# Repairing plastic bumper



## seanblee (Mar 29, 2007)

A few weeks ago, I managed to reverse (very slowly!) into a diagonal concrete fence post. I now have a line of small chips that look like stone chips going up the bumper and a slight crease in the top that just catches the light - definitely not a sharp line, more of a slight ridge. It's more or less impossible to photograph, unfortunately.

Obviously the chips could be fixed with a localised respray, but what about the crease? Is this the kind of thing that can be fixed easily? Any recommended companies in the Hertfordshire area?

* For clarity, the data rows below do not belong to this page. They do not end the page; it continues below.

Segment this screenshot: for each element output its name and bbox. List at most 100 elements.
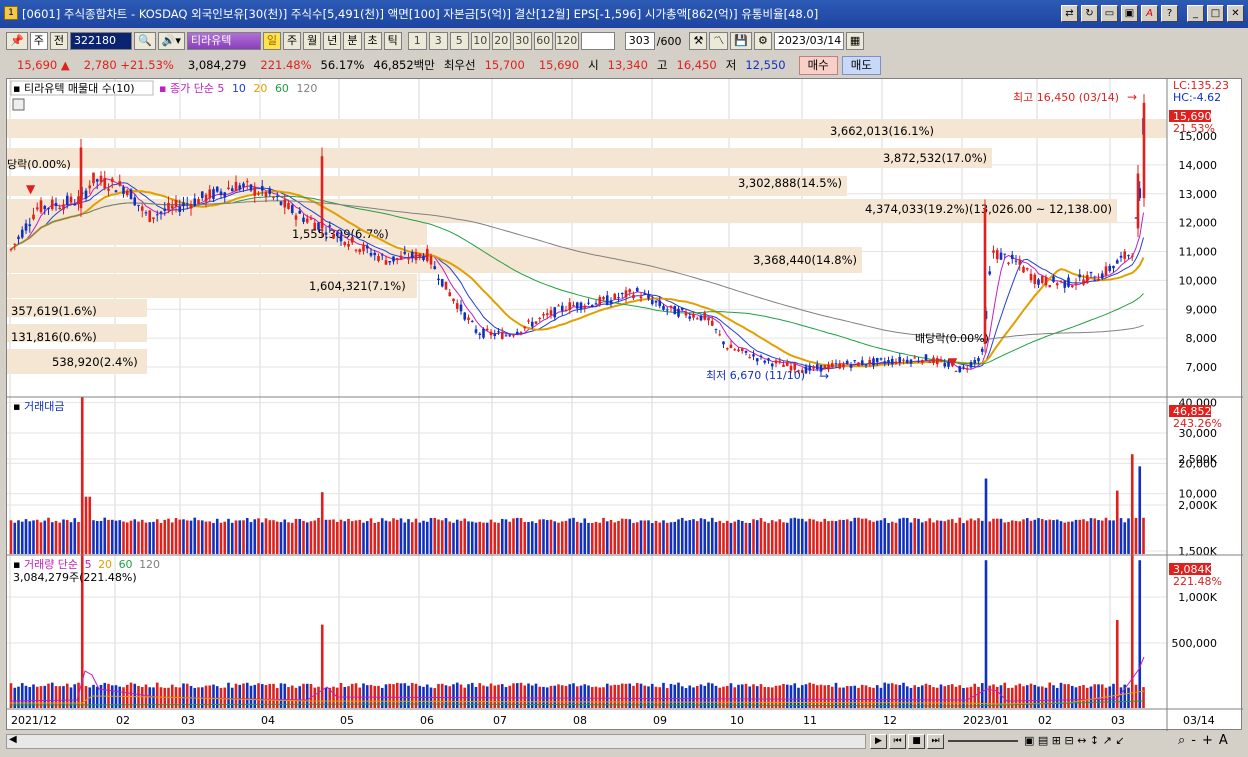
zoom-out-button[interactable]: - <box>1191 733 1196 748</box>
search-icon[interactable]: 🔍 <box>133 32 156 50</box>
period-year-button[interactable]: 년 <box>323 32 342 50</box>
volume-bar <box>834 682 838 708</box>
chart-area[interactable]: 3,662,013(16.1%) 3,872,532(17.0%) 3,302,88… <box>6 78 1243 731</box>
font-icon[interactable]: A <box>1141 5 1158 22</box>
settings-icon[interactable]: ⚙ <box>754 32 772 50</box>
period-5-button[interactable]: 5 <box>449 32 469 50</box>
chart-tool-icon[interactable]: 〽 <box>709 32 729 50</box>
candle-body <box>362 244 365 252</box>
period-20-button[interactable]: 20 <box>491 32 511 50</box>
amount-panel-title[interactable]: ▪ 거래대금 <box>13 400 64 413</box>
candle-body <box>928 361 932 363</box>
auto-scale-button[interactable]: A <box>1219 733 1228 748</box>
speaker-icon[interactable]: 🔊▾ <box>157 32 185 50</box>
count-input[interactable]: 303 <box>624 32 655 50</box>
maximize-icon[interactable]: □ <box>1207 5 1224 22</box>
buy-button[interactable]: 매수 <box>798 55 838 75</box>
tool-icons[interactable]: ▣ ▤ ⊞ ⊟ ↔ ↕ ↗ ↙ <box>1024 734 1125 747</box>
high-arrow-icon: → <box>1127 90 1137 104</box>
last-price-pct: 21.53% <box>1173 122 1215 135</box>
candle-body <box>17 236 20 240</box>
amount-bar <box>628 519 632 554</box>
volume-panel-title[interactable]: ▪ 거래량 단순 5 20 60 120 <box>13 558 160 571</box>
candle-body <box>279 201 283 205</box>
volume-bar <box>294 687 298 708</box>
table-icon[interactable] <box>12 98 25 111</box>
volume-bar <box>1067 684 1070 708</box>
candle-body <box>909 359 913 364</box>
candle-body <box>1089 271 1093 274</box>
amount-bar <box>1007 521 1010 554</box>
scroll-left-icon[interactable]: ◀ <box>9 734 17 745</box>
low-label: 저 <box>725 58 737 72</box>
amount-bar <box>418 522 422 554</box>
calendar-icon[interactable]: ▦ <box>845 32 865 50</box>
type-select[interactable]: 주 <box>29 32 48 50</box>
minimize-icon[interactable]: _ <box>1187 5 1204 22</box>
prev-button[interactable]: 전 <box>49 32 68 50</box>
amount-bar <box>35 519 39 554</box>
period-week-button[interactable]: 주 <box>283 32 302 50</box>
volume-bar <box>887 683 890 708</box>
period-month-button[interactable]: 월 <box>303 32 322 50</box>
count-total: /600 <box>656 34 682 48</box>
candle-body <box>309 218 313 220</box>
image-icon[interactable]: ▣ <box>1121 5 1138 22</box>
volume-bar <box>669 683 673 708</box>
help-icon[interactable]: ? <box>1161 5 1178 22</box>
amount-bar <box>1033 519 1037 554</box>
nav-first-icon[interactable]: ⏮ <box>889 734 906 749</box>
zoom-in-button[interactable]: + <box>1202 733 1213 748</box>
sell-button[interactable]: 매도 <box>841 55 881 75</box>
candle-body <box>830 363 834 368</box>
window-icon[interactable]: ▭ <box>1101 5 1118 22</box>
zoom-slider[interactable] <box>948 740 1018 742</box>
period-second-button[interactable]: 초 <box>363 32 382 50</box>
horizontal-scrollbar[interactable]: ◀ <box>6 734 866 749</box>
period-3-button[interactable]: 3 <box>428 32 448 50</box>
volume-bar <box>1059 682 1063 708</box>
tool-icon[interactable]: ⚒ <box>689 32 708 50</box>
candle-body <box>894 361 898 364</box>
candle-body <box>1078 274 1082 278</box>
period-30-button[interactable]: 30 <box>512 32 532 50</box>
zoom-search-icon[interactable]: ⌕ <box>1178 733 1185 748</box>
nav-last-icon[interactable]: ⏭ <box>927 734 944 749</box>
amount-bar <box>545 520 549 554</box>
refresh-icon[interactable]: ↻ <box>1081 5 1098 22</box>
ma-legend[interactable]: ▪ 종가 단순 5 10 20 60 120 <box>159 82 317 95</box>
volume-bar <box>913 685 917 708</box>
nav-next-icon[interactable]: ▶ <box>870 734 887 749</box>
date-input[interactable]: 2023/03/14 <box>773 32 844 50</box>
custom-period-input[interactable] <box>580 32 615 50</box>
period-minute-button[interactable]: 분 <box>343 32 362 50</box>
period-tick-button[interactable]: 틱 <box>383 32 402 50</box>
price-legend-title[interactable]: ▪ 티라유텍 매물대 수(10) <box>13 82 135 95</box>
save-icon[interactable]: 💾 <box>730 32 753 50</box>
candle-body <box>223 192 227 197</box>
stock-chart-svg[interactable]: 3,662,013(16.1%) 3,872,532(17.0%) 3,302,88… <box>7 79 1243 731</box>
period-day-button[interactable]: 일 <box>262 32 281 50</box>
candle-body <box>512 335 515 337</box>
amount-bar <box>714 521 718 554</box>
amount-bar <box>973 520 977 554</box>
amount-bar <box>568 518 572 554</box>
link-icon[interactable]: ⇄ <box>1061 5 1078 22</box>
volume-y-tick: 2,500K <box>1178 453 1217 466</box>
amount-bar <box>969 518 973 554</box>
period-120-button[interactable]: 120 <box>554 32 579 50</box>
period-10-button[interactable]: 10 <box>470 32 490 50</box>
period-1-button[interactable]: 1 <box>407 32 427 50</box>
amount-bar <box>860 518 864 554</box>
volume-bar <box>1100 684 1104 708</box>
period-60-button[interactable]: 60 <box>533 32 553 50</box>
volume-bar <box>920 685 924 708</box>
pin-icon[interactable]: 📌 <box>6 32 28 50</box>
candle-body <box>320 156 324 229</box>
stock-code-input[interactable]: 322180 <box>69 32 132 50</box>
amount-bar <box>242 520 245 554</box>
amount-bar <box>28 521 32 554</box>
nav-stop-icon[interactable]: ■ <box>908 734 925 749</box>
close-icon[interactable]: ✕ <box>1227 5 1244 22</box>
amount-bar <box>560 521 564 554</box>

Many thanks in advance for any ideas!


----------



## MK1Campaign (Mar 27, 2007)

Will need a bodyshop. The crease can be filled, primed then repainted.


----------



## seanblee (Mar 29, 2007)

Crease might be too strong a word - perhaps 'ripple' is better. The bumper is pretty soft plastic so I'm worried filler would just flake off...


----------



## Andyb0127 (Jan 16, 2011)

seanblee said:


> Crease might be too strong a word - perhaps 'ripple' is better. The bumper is pretty soft plastic so I'm worried filler would just flake off...


No it will be fine, aslong as its repaired properly the filler will not flake off at all. :thumb:


----------



## Munkee1805 (Oct 22, 2012)

I had a similar issue on my old Volvo when someone reversed into it in a car park (and didn't leave a note either, which is most frustrating).

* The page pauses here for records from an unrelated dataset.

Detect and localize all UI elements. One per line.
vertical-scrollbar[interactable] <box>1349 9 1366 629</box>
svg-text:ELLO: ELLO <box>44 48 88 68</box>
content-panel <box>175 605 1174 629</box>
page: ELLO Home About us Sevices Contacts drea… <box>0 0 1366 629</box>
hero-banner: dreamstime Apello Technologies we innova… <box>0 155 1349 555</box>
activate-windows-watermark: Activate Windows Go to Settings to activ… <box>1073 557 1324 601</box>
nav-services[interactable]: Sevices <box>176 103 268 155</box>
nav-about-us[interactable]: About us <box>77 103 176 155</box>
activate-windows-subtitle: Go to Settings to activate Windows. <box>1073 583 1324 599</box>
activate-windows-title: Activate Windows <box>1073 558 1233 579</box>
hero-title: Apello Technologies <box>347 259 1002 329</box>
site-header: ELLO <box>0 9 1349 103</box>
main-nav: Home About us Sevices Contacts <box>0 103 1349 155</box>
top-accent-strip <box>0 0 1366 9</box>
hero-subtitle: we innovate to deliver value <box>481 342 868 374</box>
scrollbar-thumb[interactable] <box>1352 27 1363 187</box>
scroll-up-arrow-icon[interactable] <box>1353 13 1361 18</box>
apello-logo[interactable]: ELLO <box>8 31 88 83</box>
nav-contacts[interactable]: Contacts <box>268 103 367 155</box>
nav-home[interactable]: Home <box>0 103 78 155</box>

I was looking at getting it repaired or just replaced, so thought I'd have a crack at diy'ing it. I used my wife's hair drier to put a bit of heat in then worked it from behind using various screwdrivers and ring spanners with tape and a cloth over the sharp bits.

A bit Heath Robinson, but it worked to the point my neighbour asked me how much the new bumper had cost so I was happy enough.


----------